Suppose in Emmet's case it is now July 2017. And he has a buyer for one of his properties that he has been trying to sell for 10 years and he just received the best offer on this property. Emmett's net profit from the sale is $110,000. He is willing to pledge all proceeds to the IRS as part of this offer. To clarify: The IRS will get $110,000 of the total $180,000 debt, paid. And also figure, that otherwise, Emmett has very few other ways to ever pay back the IRS aside from making $500 payments a month. And the buyer of this property will needs this property now — because of the IRS liens on the property, Emmett will not be able to sell it to him later. The Offer in Compromise must be accepted now in order for the sale to take place.

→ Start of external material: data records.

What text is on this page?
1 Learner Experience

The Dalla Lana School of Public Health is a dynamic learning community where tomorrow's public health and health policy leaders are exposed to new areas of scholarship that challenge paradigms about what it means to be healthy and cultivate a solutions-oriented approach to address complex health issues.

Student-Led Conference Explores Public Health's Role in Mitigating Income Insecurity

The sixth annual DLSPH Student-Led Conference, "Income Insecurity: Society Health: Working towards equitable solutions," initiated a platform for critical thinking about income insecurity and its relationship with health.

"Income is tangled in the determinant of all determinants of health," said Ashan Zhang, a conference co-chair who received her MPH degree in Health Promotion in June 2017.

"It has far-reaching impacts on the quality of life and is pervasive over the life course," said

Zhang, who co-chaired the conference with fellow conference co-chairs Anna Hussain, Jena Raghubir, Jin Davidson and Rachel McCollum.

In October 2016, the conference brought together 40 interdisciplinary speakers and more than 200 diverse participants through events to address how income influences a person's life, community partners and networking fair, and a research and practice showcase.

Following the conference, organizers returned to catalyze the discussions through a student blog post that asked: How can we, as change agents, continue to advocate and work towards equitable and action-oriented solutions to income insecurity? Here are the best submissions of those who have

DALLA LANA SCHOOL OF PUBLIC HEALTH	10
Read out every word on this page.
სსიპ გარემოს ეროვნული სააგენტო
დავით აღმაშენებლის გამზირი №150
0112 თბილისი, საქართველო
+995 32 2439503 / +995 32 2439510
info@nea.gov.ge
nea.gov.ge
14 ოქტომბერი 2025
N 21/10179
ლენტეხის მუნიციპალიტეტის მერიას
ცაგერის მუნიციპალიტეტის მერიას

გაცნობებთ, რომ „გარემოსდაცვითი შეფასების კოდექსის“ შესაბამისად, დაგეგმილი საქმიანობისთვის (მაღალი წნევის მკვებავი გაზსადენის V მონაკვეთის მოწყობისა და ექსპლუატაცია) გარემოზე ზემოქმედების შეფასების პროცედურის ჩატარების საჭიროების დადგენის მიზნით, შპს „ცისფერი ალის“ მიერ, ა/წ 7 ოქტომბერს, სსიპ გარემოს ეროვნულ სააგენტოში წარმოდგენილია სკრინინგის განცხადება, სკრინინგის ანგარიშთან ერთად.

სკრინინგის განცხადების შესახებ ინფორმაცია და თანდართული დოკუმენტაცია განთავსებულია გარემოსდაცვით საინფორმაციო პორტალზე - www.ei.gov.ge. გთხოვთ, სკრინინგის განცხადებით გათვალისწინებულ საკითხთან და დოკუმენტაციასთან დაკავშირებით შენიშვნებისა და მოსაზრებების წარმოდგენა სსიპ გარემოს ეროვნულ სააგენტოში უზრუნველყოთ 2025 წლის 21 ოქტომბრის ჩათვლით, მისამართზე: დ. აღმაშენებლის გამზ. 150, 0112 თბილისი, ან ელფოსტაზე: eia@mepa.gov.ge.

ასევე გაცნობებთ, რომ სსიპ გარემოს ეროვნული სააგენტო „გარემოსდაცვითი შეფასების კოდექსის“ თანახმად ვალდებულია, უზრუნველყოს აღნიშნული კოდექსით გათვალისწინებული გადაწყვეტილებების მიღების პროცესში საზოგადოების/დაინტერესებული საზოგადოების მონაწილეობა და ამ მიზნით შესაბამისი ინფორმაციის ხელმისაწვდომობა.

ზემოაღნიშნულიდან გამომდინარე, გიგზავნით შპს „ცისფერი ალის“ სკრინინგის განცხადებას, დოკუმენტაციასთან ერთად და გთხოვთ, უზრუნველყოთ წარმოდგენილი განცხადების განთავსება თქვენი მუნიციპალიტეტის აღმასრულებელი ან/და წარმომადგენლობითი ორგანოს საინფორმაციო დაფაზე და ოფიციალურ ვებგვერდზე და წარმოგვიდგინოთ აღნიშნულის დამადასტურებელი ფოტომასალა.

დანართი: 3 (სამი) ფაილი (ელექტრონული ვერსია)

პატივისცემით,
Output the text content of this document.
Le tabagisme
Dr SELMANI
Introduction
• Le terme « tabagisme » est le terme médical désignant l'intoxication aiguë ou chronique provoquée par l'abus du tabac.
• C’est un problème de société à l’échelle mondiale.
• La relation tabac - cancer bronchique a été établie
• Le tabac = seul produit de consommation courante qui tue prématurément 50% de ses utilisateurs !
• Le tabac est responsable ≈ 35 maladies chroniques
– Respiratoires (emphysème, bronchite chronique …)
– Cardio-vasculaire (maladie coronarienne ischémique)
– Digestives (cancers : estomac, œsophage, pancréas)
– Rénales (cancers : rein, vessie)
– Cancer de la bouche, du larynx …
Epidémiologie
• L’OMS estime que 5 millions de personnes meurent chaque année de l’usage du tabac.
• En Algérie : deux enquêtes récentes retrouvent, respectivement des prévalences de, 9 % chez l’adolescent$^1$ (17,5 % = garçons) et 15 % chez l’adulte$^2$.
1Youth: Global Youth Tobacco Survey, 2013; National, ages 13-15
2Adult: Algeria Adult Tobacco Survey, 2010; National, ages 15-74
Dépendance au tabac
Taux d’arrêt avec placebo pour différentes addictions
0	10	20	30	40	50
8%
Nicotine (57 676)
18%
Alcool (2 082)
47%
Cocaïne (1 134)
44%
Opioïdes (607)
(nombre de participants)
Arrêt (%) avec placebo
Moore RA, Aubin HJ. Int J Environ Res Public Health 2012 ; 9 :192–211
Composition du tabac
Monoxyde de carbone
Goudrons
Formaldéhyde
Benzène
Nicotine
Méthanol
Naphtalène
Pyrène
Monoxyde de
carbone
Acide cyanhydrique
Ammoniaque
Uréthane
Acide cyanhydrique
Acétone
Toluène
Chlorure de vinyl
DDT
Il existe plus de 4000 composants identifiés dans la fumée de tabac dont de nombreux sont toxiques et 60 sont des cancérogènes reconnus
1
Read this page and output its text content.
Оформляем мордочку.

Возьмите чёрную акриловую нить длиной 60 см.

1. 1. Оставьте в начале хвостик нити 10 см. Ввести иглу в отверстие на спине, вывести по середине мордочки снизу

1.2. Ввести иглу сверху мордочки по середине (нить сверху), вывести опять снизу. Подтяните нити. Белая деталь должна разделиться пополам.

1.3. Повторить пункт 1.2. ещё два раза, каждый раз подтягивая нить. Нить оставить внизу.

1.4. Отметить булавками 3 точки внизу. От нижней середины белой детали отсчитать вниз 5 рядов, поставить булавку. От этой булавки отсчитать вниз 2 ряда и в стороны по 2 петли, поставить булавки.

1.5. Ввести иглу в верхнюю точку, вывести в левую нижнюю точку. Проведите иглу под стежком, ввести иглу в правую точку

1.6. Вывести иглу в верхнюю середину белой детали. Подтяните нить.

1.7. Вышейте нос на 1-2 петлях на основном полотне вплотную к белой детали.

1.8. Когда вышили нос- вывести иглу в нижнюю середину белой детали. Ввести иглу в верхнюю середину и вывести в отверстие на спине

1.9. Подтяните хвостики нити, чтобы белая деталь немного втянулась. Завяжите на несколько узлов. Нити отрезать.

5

In this case, if I did my job, I would expect that an Appeals Officer may agree to accept the Offer in Compromise. As it is in the government's best interest to take $110,000 now, or only collect perhaps $40,000 over the remaining collection times (10 years from date of assessment). This agreement would be a win for Emmett — he'd be able to get his IRS problem solved in one shot, a win for the Appeals Officer, she would have used her discretion to find a solution that also helps the buyer of this property maximize resources, and a win for all other US taxpayers, the US Treasury received far more than it would had this Offer in Compromise not been accepted.
WARNING: Recently, however, Appeals officers have told us they aren't being as lenient with taxpayers. Mainly because the new IRS "Fresh Start" initiatives are so favorable to taxpayers anyway. So for personal taxpayer debt, the answer is technically a "no," but in effect, maybe a "yes."
So the safest bet: However, in order to best take advantage of an IRS debt settlement rules, without some compelling reason, I would advise entering into an interim collection alternative, mentioned above, so that the current year can be assessed. Look, we tell our clients that an Offer in Compromise takes 12-18 months to be accepted. So why not wait a few more months? Filing repeated Offers in Compromise is a bad idea — it tolls the collection time and also makes you look a "little flaky" (my words) to the IRS.
Conclusion
Your goal is not just to settle debts, but to end the tax problem and circumstances involving the debt in the first place. If the IRS accepts an offer in Compromise that does not include all taxes owed, the IRS did the taxpayer no favors. The agreement will be near-immediately defaulted, triggering all debt previously settled to become binding again.
This is what you need to know: The IRS does not have to ability to stop you from doing harmful to yourself. The IRS will allow you to agree to pay them money you can't afford, or will agree to a compromise that will place you in jeopardy.